NORCE Logo

Data Imputation

Before feeding the time series to the ML models, we perform imputation to fill the missing values. We consider different techniques to perform data imputation: linear, pchip, (MAKIMA) spline, and ransac. Below, we compare the output of each imputaiton technique on different subsets of time series grouped according to their velocity (very_low, low, almost_zero, high, very_high).

All interpolation techniques are applied on the time series after performing ambiguity correction:

\[r_{i,s} = \beta_{i,s} - a_i\] \[\text{suspicious}_{i,s} = (|z^{rate}_{i,s}| \ge \tau_{rate}) \land (z^{jump}_{i,s} \ge \tau_{jump})\] \[\text{apply}_{i,s} = \text{suspicious}_{i,s} \land (k^*_{i,s}\neq 0) \land (\text{improvement}_{i,s}\ge \tau_{imp}) \land (\text{confidence}_{i,s}\ge \tau_{conf}).\]

Evaluation metrics

We compare the performance of each imputation method both visually and by using the following quantitative performance metrics.

Let $x^{corr}_ i(t_ j)$ be the corrected observed value for series $i$ at acquisition day $t_j$, and $\hat{x}^{(m)}_ i(\tau)$ the regularly sampled value from method $m$ on grid $\tau \in t_ {reg}$. For each method $m$ we compute:

  1. Observed-point consistency: \(\mathrm{MAE}_{obs}^{(m)} = \frac{1}{NT}\sum_{i=1}^N\sum_{j=1}^{T}\left|\hat{x}^{(m)}_i(t_j)-x_i^{corr}(t_j)\right|,\) which checks whether the method reproduces the corrected measurements exactly at timestamps where real observations exist. Near zero means the method is not altering the evidence already present in the data.

  2. Average amplitude at inserted timestamps $\tau\in\mathcal{I}$: \(\mathrm{ABS}_{ins}^{(m)} = \frac{1}{N|\mathcal{I}|}\sum_{i=1}^N\sum_{\tau\in\mathcal{I}}\left|\hat{x}^{(m)}_i(\tau)\right|,\) which measures the typical absolute size of the values created at missing timestamps. It is mainly a scale diagnostic: it tells us whether a method tends to insert values on the same overall displacement scale as the rest of the series.

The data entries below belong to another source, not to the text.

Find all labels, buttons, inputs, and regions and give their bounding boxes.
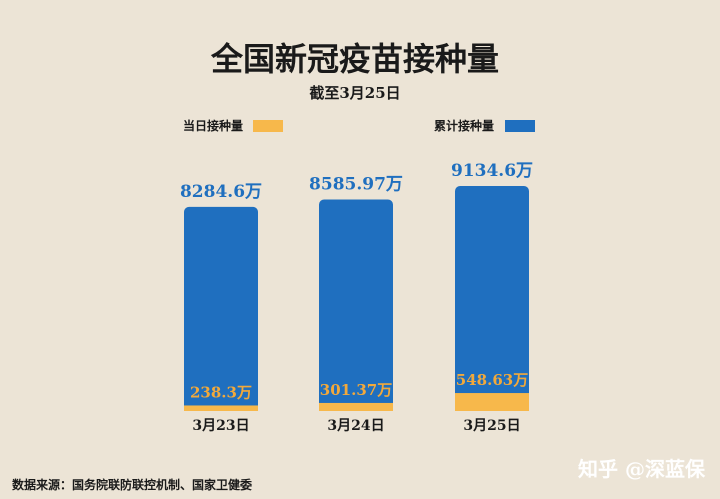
legend-total-swatch bbox=[505, 120, 535, 132]
category-label: 3月25日 bbox=[463, 418, 520, 434]
data-source: 数据来源：国务院联防联控机制、国家卫健委 bbox=[12, 477, 253, 492]
total-value-label: 8284.6万 bbox=[180, 182, 262, 202]
total-value-label: 8585.97万 bbox=[309, 175, 403, 195]
chart-subtitle: 截至3月25日 bbox=[309, 84, 400, 102]
daily-value-label: 301.37万 bbox=[320, 381, 392, 399]
daily-value-label: 548.63万 bbox=[456, 371, 528, 389]
bars: 8284.6万 238.3万 3月23日 8585.97万 301.37万 3月24日 91… bbox=[180, 161, 533, 434]
legend-daily-swatch bbox=[253, 120, 283, 132]
bar-total-2 bbox=[319, 199, 393, 411]
daily-value-label: 238.3万 bbox=[190, 383, 252, 401]
bar-total-3 bbox=[455, 186, 529, 411]
brand-watermark: 知乎 @深蓝保 bbox=[578, 457, 706, 481]
category-label: 3月24日 bbox=[327, 418, 384, 434]
bar-total-1 bbox=[184, 206, 258, 411]
legend-total-label: 累计接种量 bbox=[434, 118, 494, 133]
legend-daily-label: 当日接种量 bbox=[183, 118, 243, 133]
chart-title: 全国新冠疫苗接种量 bbox=[210, 40, 499, 78]
legend: 当日接种量 累计接种量 bbox=[183, 118, 535, 133]
total-value-label: 9134.6万 bbox=[451, 161, 533, 181]
category-label: 3月23日 bbox=[192, 418, 249, 434]
bar-daily-2 bbox=[319, 402, 393, 411]
bar-daily-1 bbox=[184, 405, 258, 411]
bar-daily-3 bbox=[455, 393, 529, 411]
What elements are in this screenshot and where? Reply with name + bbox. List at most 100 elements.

  3. Curvature proxy (lower means smoother): \(\mathrm{Curv}^{(m)} = \frac{1}{N(T_r-2)}\sum_{i=1}^{N}\sum_{k=1}^{T_r-2}\left|\hat{x}^{(m)}_i(\tau_{k+1})-2\hat{x}^{(m)}_i(\tau_k)+\hat{x}^{(m)}_i(\tau_{k-1})\right|,\) measures how much the reconstructed curve bends from one regularized step to the next. Lower values indicate a straighter, smoother reconstruction; higher values indicate more local wiggles or sharper changes in slope.

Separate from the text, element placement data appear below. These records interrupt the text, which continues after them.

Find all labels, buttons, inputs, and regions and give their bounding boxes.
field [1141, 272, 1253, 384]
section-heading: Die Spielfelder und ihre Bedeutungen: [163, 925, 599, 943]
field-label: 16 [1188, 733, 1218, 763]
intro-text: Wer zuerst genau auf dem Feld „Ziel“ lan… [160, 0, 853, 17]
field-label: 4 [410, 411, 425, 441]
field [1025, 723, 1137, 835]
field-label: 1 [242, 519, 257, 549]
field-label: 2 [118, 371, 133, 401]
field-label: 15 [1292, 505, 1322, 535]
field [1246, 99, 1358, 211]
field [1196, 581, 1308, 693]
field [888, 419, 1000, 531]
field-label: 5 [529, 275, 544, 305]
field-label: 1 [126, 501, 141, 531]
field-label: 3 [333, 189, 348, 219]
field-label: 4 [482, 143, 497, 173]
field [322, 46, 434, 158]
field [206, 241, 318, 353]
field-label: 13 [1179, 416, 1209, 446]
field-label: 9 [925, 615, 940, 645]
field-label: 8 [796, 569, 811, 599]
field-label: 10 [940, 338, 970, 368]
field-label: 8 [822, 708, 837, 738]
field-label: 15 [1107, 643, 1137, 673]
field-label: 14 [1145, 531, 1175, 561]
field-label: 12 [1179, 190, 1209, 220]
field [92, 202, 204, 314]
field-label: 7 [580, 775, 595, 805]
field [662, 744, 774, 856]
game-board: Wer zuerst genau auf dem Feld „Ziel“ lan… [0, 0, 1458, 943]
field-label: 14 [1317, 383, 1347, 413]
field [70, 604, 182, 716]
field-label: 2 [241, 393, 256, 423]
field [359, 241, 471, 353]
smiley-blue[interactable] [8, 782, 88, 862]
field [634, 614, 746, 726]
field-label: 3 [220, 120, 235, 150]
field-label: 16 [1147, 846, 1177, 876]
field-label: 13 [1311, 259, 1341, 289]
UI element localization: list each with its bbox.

  4. Local envelope overshoot at inserted timestamps: \(\mathrm{Over}_{i,\tau}^{(m)} = \max\left(0,\;L_{i,\tau}-\hat{x}^{(m)}_{i}(\tau),\;\hat{x}^{(m)}_{i}(\tau)-U_{i,\tau}\right)\) where $L_{i,\tau},U_{i,\tau}$ are lower/upper envelopes from adjacent corrected observations. The mean local overshoot measures, on average, how far the inserted values move outside the local range defined by the two neighboring corrected observations. A value of zero means the method stays inside that local envelope everywhere on average. The max local overshoot reports the single worst overshoot event. This is useful for detecting rare but visually important artifacts that may be hidden by an average.

In plain words, the first two metrics tell us about fidelity at observed dates, while curvature score and the overshoot metrics tell us about the shape of the reconstruction between observations.

Results

method mae mean abs curvature mean overshoot max overshoot
linear 2.3e-08 50.6 1.8 0.0 0.0
pchip 1.1e-20 50.7 1.8 0.0 0.0
spline 0.0 50.8 1.8 0.0 0.0
ransac 0.0 50.3 3.7 1.3 26.5

Visual results

Below, we report the interpolation results on a few selected sample time series from each representative group.

Comparison of imputation methods for representative time series from different velocity groups.
Comparison of imputation methods for representative time series from different velocity groups.

We also report the mean and the standard deviation of each representative group after applying ambiguity correction and missing values imputation.

Mean and standard deviation profiles of different velocities groups, after having applied ambiguity correction and missing values imputation.
Mean and standard deviation profiles of different velocities groups, after having applied ambiguity correction and missing values imputation.